I've printed so much useless stuff.
I've printed so much useless stuff.
I've printed so much useless stuff.
“RANDOM BULLSHIT PRINT!”
You miss all of the bullshit you don't print
~ Wayne "Not the one you're thinking of" Gretsky
I've pretty much settled on just printing flower pots and cute animals for my sister. Last one was this bulbapot
Nintendos hitmen lawyers are on their way.
They're gonna have to get passed Boo generic ghost though...
They'd really love my "bowlbasaur" which is used to hold the bowl of my bong lol.
I have an Oddish pot I still need to get a plant for...
You don't know me. Everything I've ever printed was critical.

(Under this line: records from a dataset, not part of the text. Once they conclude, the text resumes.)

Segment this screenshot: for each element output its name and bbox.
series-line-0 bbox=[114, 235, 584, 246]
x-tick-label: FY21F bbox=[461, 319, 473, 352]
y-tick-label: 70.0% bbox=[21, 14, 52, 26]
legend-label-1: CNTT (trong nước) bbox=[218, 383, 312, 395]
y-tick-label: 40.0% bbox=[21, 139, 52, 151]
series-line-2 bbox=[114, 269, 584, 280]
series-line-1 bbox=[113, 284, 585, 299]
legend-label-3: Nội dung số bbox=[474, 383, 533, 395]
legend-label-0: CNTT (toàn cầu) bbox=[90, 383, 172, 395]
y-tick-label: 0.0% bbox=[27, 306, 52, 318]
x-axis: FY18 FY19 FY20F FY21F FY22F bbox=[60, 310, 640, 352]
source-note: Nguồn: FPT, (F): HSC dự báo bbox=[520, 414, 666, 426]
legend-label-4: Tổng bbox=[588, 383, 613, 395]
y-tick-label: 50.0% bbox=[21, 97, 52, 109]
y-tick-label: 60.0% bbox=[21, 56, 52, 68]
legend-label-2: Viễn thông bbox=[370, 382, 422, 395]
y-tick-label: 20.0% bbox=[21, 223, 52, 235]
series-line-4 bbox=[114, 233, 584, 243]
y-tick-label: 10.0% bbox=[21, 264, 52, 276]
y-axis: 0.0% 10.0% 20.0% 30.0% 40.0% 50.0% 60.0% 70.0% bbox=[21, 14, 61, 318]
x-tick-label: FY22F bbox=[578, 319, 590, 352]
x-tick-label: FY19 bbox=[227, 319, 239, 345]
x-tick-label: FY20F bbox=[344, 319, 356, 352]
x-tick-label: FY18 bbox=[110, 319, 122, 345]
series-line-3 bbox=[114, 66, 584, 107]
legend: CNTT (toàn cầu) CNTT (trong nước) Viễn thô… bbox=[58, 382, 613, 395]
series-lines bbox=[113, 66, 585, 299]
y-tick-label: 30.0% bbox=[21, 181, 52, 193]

Wow, you put real effort in that. Do you need to separate paths for that or can you 3D print any random image?
It was actually very low effort! There are a number of image to STL converters. I used this one: https://imagetostl.com/
Like you can see it'll flub some stuff. I would have been better off filling in the areas of text and doing the emboss manually myself, but I just wanted to hit print. 2% infill, I think it was like 2.5g of filament and 20mins.
It's fun to screw around with that process. I'm tweaking one of my friends cabin to use to make a mold. My goal is cast concrete or something similar so I can pound some thin copper around it, and be left with a cool wall decoration.
Yeah, well, learn using CAD and apply to house and job problems.
Literally why I got mine. If you're losing motivation use 3d builder. Use blenders clay tug and pull function to make something hideous.
I can recommend MatterControl instead of blender.
Blender has too many functions you don't need, so it has a steep learning curve.
Mattercontrol is literally drag and dropping shapes and cutting them out of each other. You can use prexisting stl files to do so.
Same. Started printing a few weeks ago (well, I initially did 13 years ago, but that's another story), and I'm currently working down a long list of issues that I solve with a printer.
After a while I can slowly refocus my printing towards a pet project that has been in the planning stage for 20 years.
Instructions unclear, health department was not impressed with 3D printed sandwiches
Me 5 years after buying a 3D printer: been working on CAD'ing that one project for well over a year with probably about as much time left before it's ready for its first prototype.
(And that doesn't include all the time I was distracted with other projects, many of which were not 3D-printing related at all.)
I'll dust my printer off when it's time for that first prototype.
Cover the printer up. Dust kills it.
Not cleaning them will do that.
Almost all my prints these days are ones I've created or modified in freecad.
Massive respect, freecad is the dark souls of 3d design
It just has a steep learning curve. Since the 1.0 release though I've had few problems with it. Nice addons and only freezes up for long periods when you are importing a massive mesh so far. I've gotten pretty good at taking one color stl files and converting them to multi color/extruder.
I recently got a photo printer and the experience is surprisingly similar
I'm in this picture and I don't like it!
A person doesn't need so many benchies and effiel towers
Recently just started my 3d printer back up. Had 2 full spools still in the box, opened it and just started breaking. The filament just explodes when it gets old.
Had to buy a brand new spool of filament for a $0.20 part.
And it has no automatic bed leveling, so it took like 6 attempts to get it flat enough.
have you tried drying it? filament gets wet when exposed to humid air for a while, and one of the noticeable effects is brittleness
if you’re going to store any filament, an air-tight container (cheapest is a vacuum bag) with some desiccant
Was in a sealed bag with silica gel. Both spools did get heat cycles to over 100f a few times when the AC shit the bed... Multiple times.
Humidity.
I generally do functional prints or iterative prototyping. Friends and family like the tchotchkes though so I do print them from time to time.
That was me in Skyrim hoarding Dwemer artifacts.
Sounds like someone needs a recycling extruder
Wait you qre printing stuff 2 weeks after getting a 3d printer?!! You yungsters have it so easy
In my time we had to build, then spend a whole spool just trying until we got something not horrible
It's basically plug and play core xy printers now. You can grab a machine for under $200 and be printing within an hour of receiving it.
oh the dream
That struggle is so real... Although, once you start to learn paremetric modeling, you stop having as much plastic waste around and a whole bunch of slightly different prototypes of a desk organizer or toilet roll holder that result from not measuring properly the first time.
In my case it's a lot of 3d models and no prints
Printing takes forever and I need to get it exactly right on the first go, so I'm just going to noodle on the diagram for another 40 hours.
I measure 3 times and still need to print at least 3 times to get something right.
I'm working on an outdoor hose grommet that's a custom fit to my house. I measured with calipers. I also took paper, traced the fixture and marked the holes before modeling and 3d printing.
I have a desk full of badly fitting prototypes. -or just bad because I forgot to set a print setting in the slicer.
I need to print something to repair my garage door rail. I have no idea how to get started on measuring that.
That's okay, though. I also need to fix my 3d printer before I can get started on the other project.